Restricting SSH access on a public network

SSH accessibility provides users with the ability to securely access a device though an internet connection. SSH is available on IBM Cloud® devices on both the public and private network. However, it's a good idea to restrict SSH accessibility over the public network unless it is necessary for a unique business need. When you restrict SSH access on the public network, users can still access a device over the private network, but the risk from unknown users accessing the device on the public network is mitigated. If SSH accessibility over the public network is necessary, you can transfer SSH to a custom port number for an added layer of security.

Use the following steps to restrict SSH access on the public network.

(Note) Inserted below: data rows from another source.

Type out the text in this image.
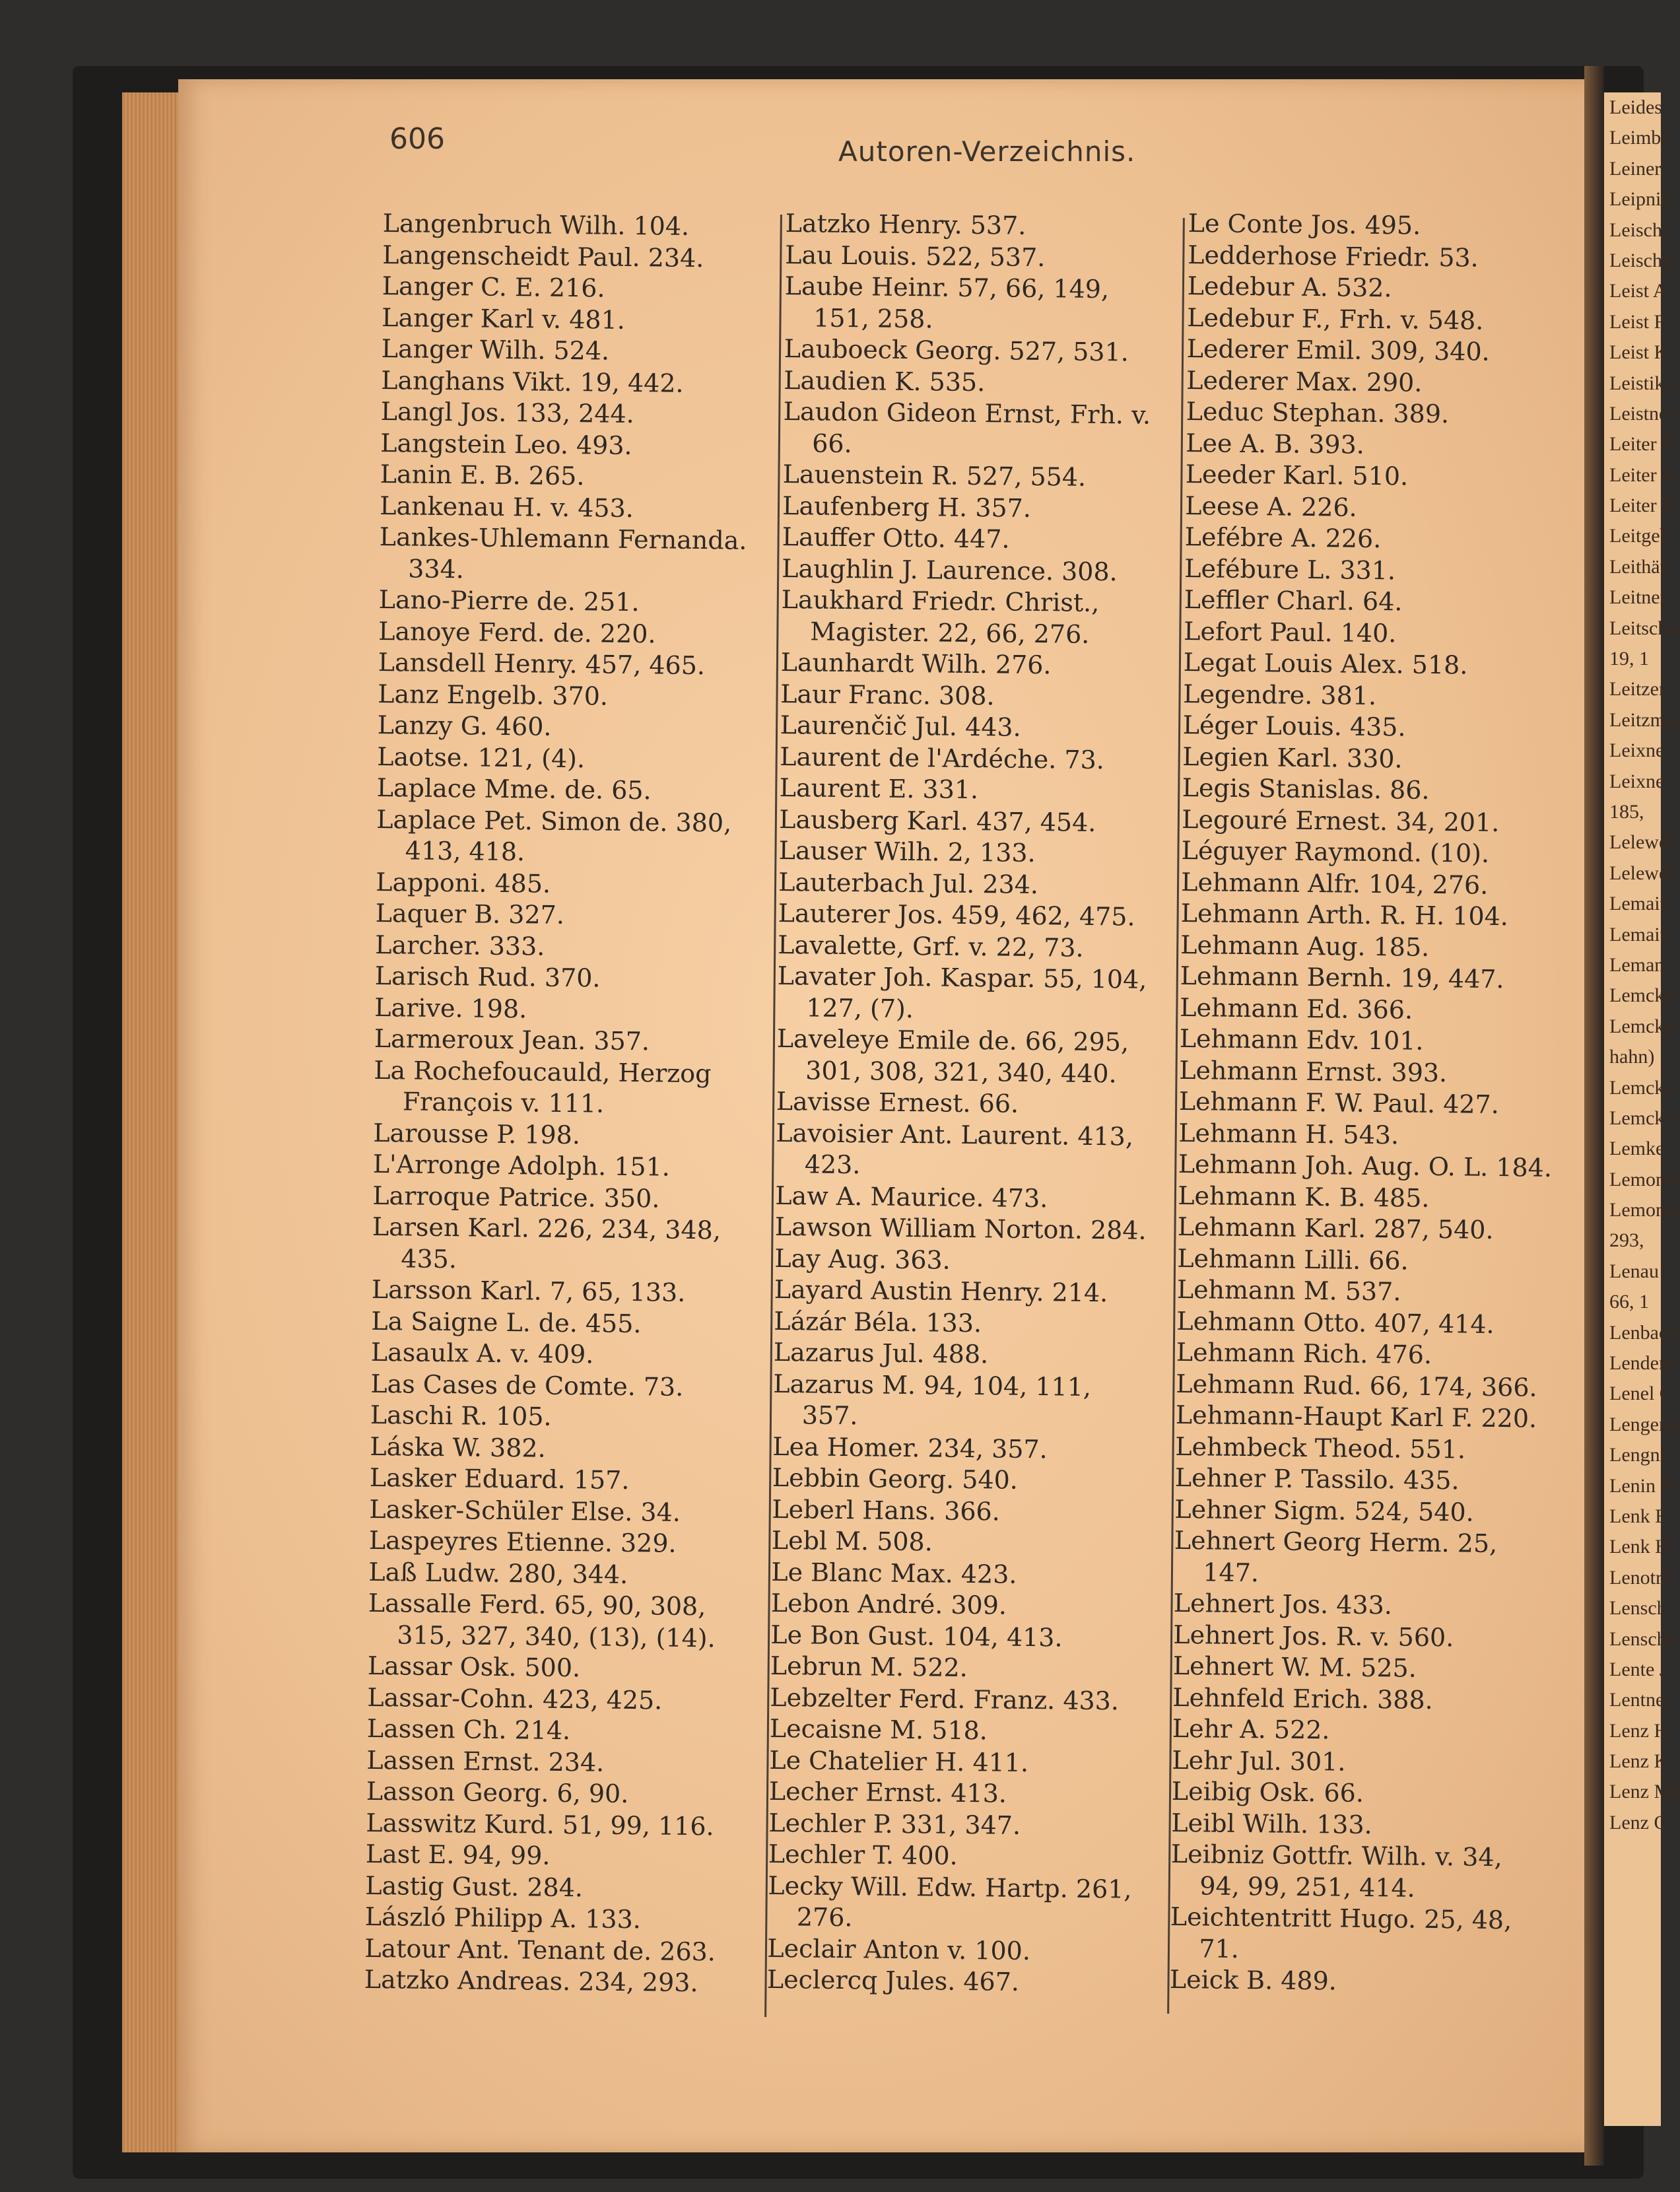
Leides
Leimba
Leiner
Leipnik
Leischi
Leischn
Leist A
Leist F
Leist K
Leistiko
Leistner
Leiter F
Leiter H
Leiter H
Leitgeb
Leithäu
Leitner
Leitschu
19, 1
Leitzen
Leitzma
Leixner
Leixner
185,
Lelewel
Lelewer
Lemaitr
Lemaitr
Leman
Lemcke
Lemcke
hahn)
Lemcke
Lemcke
Lemke
Lemonn
Lemonn
293,
Lenau
66, 1
Lenbach
Lendenf
Lenel C
Lengerk
Lengnic
Lenin N
Lenk E
Lenk H
Lenotre
Lensch
Lenscha
Lente J
Lentner
Lenz H
Lenz K
Lenz Ma
Lenz O
606	Autoren-Verzeichnis.
Langenbruch Wilh. 104.
Langenscheidt Paul. 234.
Langer C. E. 216.
Langer Karl v. 481.
Langer Wilh. 524.
Langhans Vikt. 19, 442.
Langl Jos. 133, 244.
Langstein Leo. 493.
Lanin E. B. 265.
Lankenau H. v. 453.
Lankes-Uhlemann Fernanda.
334.
Lano-Pierre de. 251.
Lanoye Ferd. de. 220.
Lansdell Henry. 457, 465.
Lanz Engelb. 370.
Lanzy G. 460.
Laotse. 121, (4).
Laplace Mme. de. 65.
Laplace Pet. Simon de. 380,
413, 418.
Lapponi. 485.
Laquer B. 327.
Larcher. 333.
Larisch Rud. 370.
Larive. 198.
Larmeroux Jean. 357.
La Rochefoucauld, Herzog
François v. 111.
Larousse P. 198.
L'Arronge Adolph. 151.
Larroque Patrice. 350.
Larsen Karl. 226, 234, 348,
435.
Larsson Karl. 7, 65, 133.
La Saigne L. de. 455.
Lasaulx A. v. 409.
Las Cases de Comte. 73.
Laschi R. 105.
Láska W. 382.
Lasker Eduard. 157.
Lasker-Schüler Else. 34.
Laspeyres Etienne. 329.
Laß Ludw. 280, 344.
Lassalle Ferd. 65, 90, 308,
315, 327, 340, (13), (14).
Lassar Osk. 500.
Lassar-Cohn. 423, 425.
Lassen Ch. 214.
Lassen Ernst. 234.
Lasson Georg. 6, 90.
Lasswitz Kurd. 51, 99, 116.
Last E. 94, 99.
Lastig Gust. 284.
László Philipp A. 133.
Latour Ant. Tenant de. 263.
Latzko Andreas. 234, 293.
Latzko Henry. 537.
Lau Louis. 522, 537.
Laube Heinr. 57, 66, 149,
151, 258.
Lauboeck Georg. 527, 531.
Laudien K. 535.
Laudon Gideon Ernst, Frh. v.
66.
Lauenstein R. 527, 554.
Laufenberg H. 357.
Lauffer Otto. 447.
Laughlin J. Laurence. 308.
Laukhard Friedr. Christ.,
Magister. 22, 66, 276.
Launhardt Wilh. 276.
Laur Franc. 308.
Laurenčič Jul. 443.
Laurent de l'Ardéche. 73.
Laurent E. 331.
Lausberg Karl. 437, 454.
Lauser Wilh. 2, 133.
Lauterbach Jul. 234.
Lauterer Jos. 459, 462, 475.
Lavalette, Grf. v. 22, 73.
Lavater Joh. Kaspar. 55, 104,
127, (7).
Laveleye Emile de. 66, 295,
301, 308, 321, 340, 440.
Lavisse Ernest. 66.
Lavoisier Ant. Laurent. 413,
423.
Law A. Maurice. 473.
Lawson William Norton. 284.
Lay Aug. 363.
Layard Austin Henry. 214.
Lázár Béla. 133.
Lazarus Jul. 488.
Lazarus M. 94, 104, 111,
357.
Lea Homer. 234, 357.
Lebbin Georg. 540.
Leberl Hans. 366.
Lebl M. 508.
Le Blanc Max. 423.
Lebon André. 309.
Le Bon Gust. 104, 413.
Lebrun M. 522.
Lebzelter Ferd. Franz. 433.
Lecaisne M. 518.
Le Chatelier H. 411.
Lecher Ernst. 413.
Lechler P. 331, 347.
Lechler T. 400.
Lecky Will. Edw. Hartp. 261,
276.
Leclair Anton v. 100.
Leclercq Jules. 467.
Le Conte Jos. 495.
Ledderhose Friedr. 53.
Ledebur A. 532.
Ledebur F., Frh. v. 548.
Lederer Emil. 309, 340.
Lederer Max. 290.
Leduc Stephan. 389.
Lee A. B. 393.
Leeder Karl. 510.
Leese A. 226.
Lefébre A. 226.
Lefébure L. 331.
Leffler Charl. 64.
Lefort Paul. 140.
Legat Louis Alex. 518.
Legendre. 381.
Léger Louis. 435.
Legien Karl. 330.
Legis Stanislas. 86.
Legouré Ernest. 34, 201.
Léguyer Raymond. (10).
Lehmann Alfr. 104, 276.
Lehmann Arth. R. H. 104.
Lehmann Aug. 185.
Lehmann Bernh. 19, 447.
Lehmann Ed. 366.
Lehmann Edv. 101.
Lehmann Ernst. 393.
Lehmann F. W. Paul. 427.
Lehmann H. 543.
Lehmann Joh. Aug. O. L. 184.
Lehmann K. B. 485.
Lehmann Karl. 287, 540.
Lehmann Lilli. 66.
Lehmann M. 537.
Lehmann Otto. 407, 414.
Lehmann Rich. 476.
Lehmann Rud. 66, 174, 366.
Lehmann-Haupt Karl F. 220.
Lehmbeck Theod. 551.
Lehner P. Tassilo. 435.
Lehner Sigm. 524, 540.
Lehnert Georg Herm. 25,
147.
Lehnert Jos. 433.
Lehnert Jos. R. v. 560.
Lehnert W. M. 525.
Lehnfeld Erich. 388.
Lehr A. 522.
Lehr Jul. 301.
Leibig Osk. 66.
Leibl Wilh. 133.
Leibniz Gottfr. Wilh. v. 34,
94, 99, 251, 414.
Leichtentritt Hugo. 25, 48,
71.
Leick B. 489.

Access the Private Network over VPN.
Log in to the Bare Metal Server Private IP address through SSH.
Run the following command to open the sshd_config file for edits.

vi /etc/ssh/sshd_config
Remove the hash (#) from one ListenAddress line to uncomment it.
Enter the Private IP address for the Bare Metal Server in the uncommented ListenAddress line.
Run the :wq command to save the changes and exit the file.
Restart the sshd service.

service sshd restart

Test the updates to SSH accessibility by attempting to access SSH over the Bare Metal Server's public IP address.

If a connection	Then...
Can't be made...	Changes that were made to SSH accessibility were successful. No further action is required.
Can be made...	Changes that were made to SSH accessibility were unsuccessful. Repeat the previous steps to retry the SSH restriction. If issues persist, contact Support.

Next steps

After successfully restricting SSH access, users can't access the device through SSH if they don't connect through the private network. This action can be reversed at any time by adding the hash (#) back to the uncommented line, which returns the line to comments.